CONTRATAPA › ARTE DE ULTIMAR
› Por Juan Sasturain
Una de las características principales de la publicidad televisiva actual es la excelencia creativa, el humor, la inteligencia. En general –y sin entrar en detalles–, desde hace bastante tiempo nos acordamos más y comentamos con mayor entusiasmo los avisos comerciales que los programas. La mayoría son más ingeniosos y sutiles. Incluso –como sucede con los avances de las películas– los avisos de programas de televisión son mejores largamente que los programas mismos.
Pero también cabe aclarar otra de las características de la mejor publicidad televisiva actual: es la casi segura imposibilidad de enterarse o al menos de recordar de qué producto se trata, qué es lo que nos quieren de vender. Y no debe ser un fenómeno ajeno al anterior.
Probablemente las virtudes y los defectos de los mejores avisos (que en sentido estricto, entonces, acaso no lo son) deben resultar indiscernibles, ser apenas las dos caras de una misma moneda: el camino indirecto de referencia y la digresión sistemática parecen ser atributos infaltables a la hora de imaginar algo nuevo en el campo creativo de la publicidad, con el consiguiente riesgo de eludir, escamotear el objeto. O incluso la marca misma. Porque siempre –por consigna tácita– se habla de otra cosa y cuanto mayor es la distancia del discurso utilizado respecto del objeto/marca a publicitar, mayor es el desafío para la proeza final, mayor la voltereta creativa que (mal o bien) los asocia.
Lo que resulta de esto es que uno (mentalmente) compra. Pero lo que compra no es el puto coche, la bebida embebida en nada o el celular bilingüe sino el aviso mismo, acaso el actor, el intuido director creativo, la idea loca, el chiste, la minita, la breve historia tan bien contada.
Ya sé que son todas obviedades. Pero es que a veces, como ahora por ejemplo, con los Juegos Olímpicos, un momento en que “necesariamente” reaparecen las banderitas y las apelaciones nacionales con alcohol, tarjetas de crédito y zapatillas incorporadas en el mensaje vendedor desde los lugares más insólitos, recrudece la sensación de esquizofrenia, de profundo sinsentido: ¿qué carajo se vende? Quiero decir: ¿qué vende un aviso que apela a la Argentina/los argentinos/lo argentino?

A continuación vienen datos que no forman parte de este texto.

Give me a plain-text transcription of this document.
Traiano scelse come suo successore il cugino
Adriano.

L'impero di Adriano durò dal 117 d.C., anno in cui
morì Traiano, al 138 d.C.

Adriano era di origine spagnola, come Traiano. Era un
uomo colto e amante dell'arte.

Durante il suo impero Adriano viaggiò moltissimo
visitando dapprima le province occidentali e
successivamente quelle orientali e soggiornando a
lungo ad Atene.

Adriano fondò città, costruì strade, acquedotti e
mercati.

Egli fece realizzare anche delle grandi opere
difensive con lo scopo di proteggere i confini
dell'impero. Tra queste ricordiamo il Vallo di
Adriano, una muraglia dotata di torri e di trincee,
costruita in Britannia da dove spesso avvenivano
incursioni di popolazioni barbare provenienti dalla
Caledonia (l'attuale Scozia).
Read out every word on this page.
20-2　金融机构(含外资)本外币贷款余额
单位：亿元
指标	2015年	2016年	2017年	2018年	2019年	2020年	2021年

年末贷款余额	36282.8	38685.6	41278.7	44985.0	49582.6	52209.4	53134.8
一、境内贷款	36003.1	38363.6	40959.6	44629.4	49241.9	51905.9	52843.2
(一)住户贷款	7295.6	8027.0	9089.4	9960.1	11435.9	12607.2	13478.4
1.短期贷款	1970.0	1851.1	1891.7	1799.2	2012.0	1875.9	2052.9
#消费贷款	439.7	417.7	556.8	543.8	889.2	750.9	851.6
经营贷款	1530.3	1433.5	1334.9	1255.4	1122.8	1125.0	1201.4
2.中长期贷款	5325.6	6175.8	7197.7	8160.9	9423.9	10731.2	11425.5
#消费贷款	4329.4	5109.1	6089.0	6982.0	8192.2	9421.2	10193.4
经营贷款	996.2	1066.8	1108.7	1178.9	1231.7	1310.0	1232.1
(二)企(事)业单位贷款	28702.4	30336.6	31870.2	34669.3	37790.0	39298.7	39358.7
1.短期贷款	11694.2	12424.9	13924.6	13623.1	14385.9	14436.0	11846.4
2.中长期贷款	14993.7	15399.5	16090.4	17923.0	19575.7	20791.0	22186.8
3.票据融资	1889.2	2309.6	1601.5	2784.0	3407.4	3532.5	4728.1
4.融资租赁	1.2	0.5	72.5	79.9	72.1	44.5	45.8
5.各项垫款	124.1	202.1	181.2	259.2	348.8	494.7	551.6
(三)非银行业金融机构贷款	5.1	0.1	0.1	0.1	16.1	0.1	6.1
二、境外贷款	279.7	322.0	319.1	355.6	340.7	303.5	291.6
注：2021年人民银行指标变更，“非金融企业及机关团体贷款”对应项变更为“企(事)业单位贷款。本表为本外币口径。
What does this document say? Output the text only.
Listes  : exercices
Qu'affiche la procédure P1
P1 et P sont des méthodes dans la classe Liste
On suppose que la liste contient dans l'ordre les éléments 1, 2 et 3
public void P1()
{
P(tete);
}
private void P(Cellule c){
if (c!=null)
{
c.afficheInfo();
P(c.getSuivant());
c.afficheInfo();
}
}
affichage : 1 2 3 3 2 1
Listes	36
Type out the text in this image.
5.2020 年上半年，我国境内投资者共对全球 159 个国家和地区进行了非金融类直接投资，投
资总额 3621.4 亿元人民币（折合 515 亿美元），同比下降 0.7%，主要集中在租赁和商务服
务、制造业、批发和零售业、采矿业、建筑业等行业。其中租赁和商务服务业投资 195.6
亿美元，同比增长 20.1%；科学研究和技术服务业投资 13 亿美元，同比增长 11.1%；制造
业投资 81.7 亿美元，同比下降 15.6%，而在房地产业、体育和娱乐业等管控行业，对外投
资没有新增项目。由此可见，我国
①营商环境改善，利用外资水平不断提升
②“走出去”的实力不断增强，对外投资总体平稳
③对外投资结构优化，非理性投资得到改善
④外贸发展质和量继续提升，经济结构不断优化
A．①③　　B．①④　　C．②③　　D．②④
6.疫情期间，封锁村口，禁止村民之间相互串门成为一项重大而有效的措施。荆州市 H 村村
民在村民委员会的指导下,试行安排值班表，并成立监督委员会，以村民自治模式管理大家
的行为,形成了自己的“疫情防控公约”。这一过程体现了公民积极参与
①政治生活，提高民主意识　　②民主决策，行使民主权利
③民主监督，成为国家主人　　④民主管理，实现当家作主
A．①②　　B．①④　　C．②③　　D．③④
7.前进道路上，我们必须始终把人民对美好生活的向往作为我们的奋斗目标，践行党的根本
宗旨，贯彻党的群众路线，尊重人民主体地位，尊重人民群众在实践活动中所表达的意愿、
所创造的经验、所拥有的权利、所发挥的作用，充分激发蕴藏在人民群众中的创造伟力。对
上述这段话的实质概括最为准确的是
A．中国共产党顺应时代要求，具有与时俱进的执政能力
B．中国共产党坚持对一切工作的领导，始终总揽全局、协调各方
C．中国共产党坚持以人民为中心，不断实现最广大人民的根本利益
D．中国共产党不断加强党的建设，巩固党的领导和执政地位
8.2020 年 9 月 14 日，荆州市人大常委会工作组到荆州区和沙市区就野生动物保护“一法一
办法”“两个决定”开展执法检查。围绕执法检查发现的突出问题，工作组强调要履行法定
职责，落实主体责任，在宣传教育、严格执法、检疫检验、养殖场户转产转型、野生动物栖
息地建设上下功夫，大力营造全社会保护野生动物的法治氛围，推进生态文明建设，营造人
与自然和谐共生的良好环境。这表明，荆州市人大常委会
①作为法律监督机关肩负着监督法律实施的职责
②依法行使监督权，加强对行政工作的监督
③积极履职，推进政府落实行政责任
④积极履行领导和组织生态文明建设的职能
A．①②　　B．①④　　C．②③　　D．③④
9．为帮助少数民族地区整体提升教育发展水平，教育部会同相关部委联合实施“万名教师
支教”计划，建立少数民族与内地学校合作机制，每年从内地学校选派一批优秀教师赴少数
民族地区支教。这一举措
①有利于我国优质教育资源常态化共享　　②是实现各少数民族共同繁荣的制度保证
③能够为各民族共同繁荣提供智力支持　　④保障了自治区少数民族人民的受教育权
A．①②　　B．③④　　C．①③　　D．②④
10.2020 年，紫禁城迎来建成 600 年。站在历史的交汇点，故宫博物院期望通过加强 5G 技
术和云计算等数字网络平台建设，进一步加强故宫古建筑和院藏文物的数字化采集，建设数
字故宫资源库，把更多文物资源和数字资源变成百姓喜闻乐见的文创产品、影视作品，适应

Dejemos de lado los ocasionales y vayamos a los avisadores casi orgánicos que trafican banderas y colores. Una sensación es que el sponsor –categoría de supuesto privilegio o noble procerato– además de venderse a sí mismo se vende como auspiciante y comprador y consumidor consecuente, a su vez, de una marca que él mismo, el sponsor, recomienda: Argentina.
¿Qué es la Argentina que vende/compra el sponsor? ¿Una nación, un país, un mercado, un territorio de caza, una manga de boludos, un paisaje debidamente seleccionado y acondicionado? Y ese producto que compran/venden/auspician los sponsors, ¿en qué se diferencia de la patria propietaria de la derecha argentina? ¿Y de la de las banderitas que reparte Radio 10 y hacen flamear los taxistas porteños?
La sensación es que cada uno, cada sector –podemos incluir al gobierno de turno– arma un aviso creativo a su medida, una historia más o menos ingeniosa en la que cada uno se incluye para que se sepa que está ahí, que es quien pasa/inventa el aviso. Y que vende y recomienda (porque antes ha comprado) algo que se llama Argentina/los argentinos/lo argentino.
Como en el viejo chiste acerca de Dios y la publicidad, quiero que se me permita –sorprendido– reconocer el mérito de aquellos más o menos cínicos que son capaces de intentar vender un supuestamente bello y amado producto que nadie ha visto funcionando, no se sabe bien para qué sirve, ni parece que haya quien quiera comprar.